Le scrive che “esiste un mondo che cresce e propone soluzioni, atteggiamento che molto infastidisce chi non vuole affrontare il problema”. Chi è che non vuole affrontare il problema?
Bene o male, con modalità diverse, più o meno efficaci, è nell’interesse di tutti affrontare il problema. Ne va della nostra sopravvivenza.  Poi c’è la galassia delle aziende denominate “Big oil”, che estrae petrolio, che produce energia con il petrolio o con i combustibili possibili, realtà economiche enormi, che fatturano cifre inimmaginabili. Questi colossi,  non credo abbiamo molto interesse ad accelerare il processo di transizione ecologica.  Parliamo di un business consolidato che con le prime 25 “Big oil” mondiali  che hanno prodotto nel  2023,  5 mila miliardi di fatturato .  Quando si va intorno a questi interessi, a destabilizzare questi business, non tutti hanno interesse ad una transizione rapida.

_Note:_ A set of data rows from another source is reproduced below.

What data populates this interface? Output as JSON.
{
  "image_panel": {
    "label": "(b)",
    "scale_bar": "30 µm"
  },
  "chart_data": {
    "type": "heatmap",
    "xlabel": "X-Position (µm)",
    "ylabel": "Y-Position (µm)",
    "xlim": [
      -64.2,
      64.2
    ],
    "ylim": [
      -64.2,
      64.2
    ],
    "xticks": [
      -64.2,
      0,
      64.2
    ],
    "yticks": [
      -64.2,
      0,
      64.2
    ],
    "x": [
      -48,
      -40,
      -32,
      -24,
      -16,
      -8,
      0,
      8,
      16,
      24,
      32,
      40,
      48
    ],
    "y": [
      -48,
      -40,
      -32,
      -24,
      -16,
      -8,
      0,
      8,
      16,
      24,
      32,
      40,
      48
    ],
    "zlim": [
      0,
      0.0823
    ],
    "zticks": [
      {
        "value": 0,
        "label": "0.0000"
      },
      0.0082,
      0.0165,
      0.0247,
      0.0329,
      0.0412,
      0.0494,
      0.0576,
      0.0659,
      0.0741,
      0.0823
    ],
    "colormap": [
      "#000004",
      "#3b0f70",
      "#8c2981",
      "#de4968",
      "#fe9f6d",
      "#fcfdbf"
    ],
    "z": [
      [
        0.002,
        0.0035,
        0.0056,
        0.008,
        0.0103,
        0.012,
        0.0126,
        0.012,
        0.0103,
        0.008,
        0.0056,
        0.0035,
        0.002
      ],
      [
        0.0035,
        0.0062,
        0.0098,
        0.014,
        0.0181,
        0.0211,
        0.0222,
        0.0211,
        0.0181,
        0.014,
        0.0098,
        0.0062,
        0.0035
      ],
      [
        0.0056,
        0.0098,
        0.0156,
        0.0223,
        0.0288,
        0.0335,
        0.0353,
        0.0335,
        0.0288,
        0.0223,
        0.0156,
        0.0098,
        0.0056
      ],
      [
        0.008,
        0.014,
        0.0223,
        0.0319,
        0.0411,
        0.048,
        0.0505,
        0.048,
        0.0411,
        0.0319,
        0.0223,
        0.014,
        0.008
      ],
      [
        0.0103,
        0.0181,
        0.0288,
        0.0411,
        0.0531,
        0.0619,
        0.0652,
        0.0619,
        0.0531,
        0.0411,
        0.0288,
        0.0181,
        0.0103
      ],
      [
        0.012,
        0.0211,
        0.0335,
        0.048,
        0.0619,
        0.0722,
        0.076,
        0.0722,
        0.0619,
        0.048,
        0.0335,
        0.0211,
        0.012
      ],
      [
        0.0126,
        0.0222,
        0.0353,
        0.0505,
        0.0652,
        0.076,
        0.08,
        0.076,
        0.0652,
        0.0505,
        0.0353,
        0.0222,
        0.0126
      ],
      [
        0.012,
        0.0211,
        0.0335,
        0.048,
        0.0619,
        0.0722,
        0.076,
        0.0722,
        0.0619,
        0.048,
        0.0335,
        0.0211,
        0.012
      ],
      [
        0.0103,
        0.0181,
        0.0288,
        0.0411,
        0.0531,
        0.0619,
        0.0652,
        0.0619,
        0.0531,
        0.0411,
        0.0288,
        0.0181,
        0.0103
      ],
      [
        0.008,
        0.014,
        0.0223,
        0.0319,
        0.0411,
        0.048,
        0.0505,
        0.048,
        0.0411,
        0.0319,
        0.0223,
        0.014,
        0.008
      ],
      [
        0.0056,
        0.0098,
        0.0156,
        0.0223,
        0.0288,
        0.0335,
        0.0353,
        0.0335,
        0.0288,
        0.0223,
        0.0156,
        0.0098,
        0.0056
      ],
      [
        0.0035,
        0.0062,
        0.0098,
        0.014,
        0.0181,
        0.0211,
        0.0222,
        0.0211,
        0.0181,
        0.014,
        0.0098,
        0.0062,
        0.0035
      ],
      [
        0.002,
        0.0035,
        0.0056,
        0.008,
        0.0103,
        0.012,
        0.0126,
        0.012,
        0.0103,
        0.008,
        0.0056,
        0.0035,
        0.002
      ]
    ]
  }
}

Tornando al suo libro, “ Ha sempre fatto caldo”, l’allarmismo e il negazionismo possono ostacolare una risposta efficace al cambiamento climatico. Che cosa intende per “normalismo”?
Il normalismo è attribuibile a quelle persone che non smentiscono il cambiamento climatico, come fanno i negazionisti, anzi lo riconoscono, ne affermano l’esistenza, propendono a pensare che l’uomo ne sia la causa ma, e questa è la cosa grave, ritengono che tutto sommato questo non causi problemi. Tendono cioè a normalizzarne, pur ammettendone la presenza e le responsività umane,  gli effetti.  Ondate d calore, alluvioni, cataclismi vari secondo loro rientrano nel normale corso delle cose, ora come in passato, e sono quindi da accettare come eventi normali. Dove è il problema? Normalizzare un’evidente criticità per renderla più digeribile e quindi ritardarne la soluzione, omette quello che potrà succedere in  futuro e non guarda razionalmente a cosa è successo in passato, assumendo un atteggiamento possibilista ed impedendo qualsiasi azione risolutiva. Non si può normalizzare un problema: un problema va affrontato.  A livello mediatico è molto difficile trovare posizioni equilibrate in questo senso.  Nel libro sottolineo che il problema è enorme: il cambiamento climatico è “IL” problema globale più importante da sempre. 

Abbiamo un nemico comune a tutti gli abitanti della terra, ne conosciamo le cause, sappiamo come risolverlo  ma non siamo pronti ad affrontarlo collettivamente nel modo dovuto. Quello che deve passare a livello mediatico  è che col catastrofismo non si arriva da nessuna parte  perché invece di reagire si tende a lasciare andare. Non si può neanche fare del negazionismo perché la realtà è sotto gli occhi di tutti. Ci vuole un atteggiamento rigoroso e realista.  Contrariamente al catastrofista che nega qualsiasi soluzione e al negazionista che dice che il problema non esiste,  il realista prende atto della vastità e gravità del problema ma sa che è anche  necessario affrontarlo subito, senza procrastinare ulteriormente, per non farlo davvero diventare ingestibile.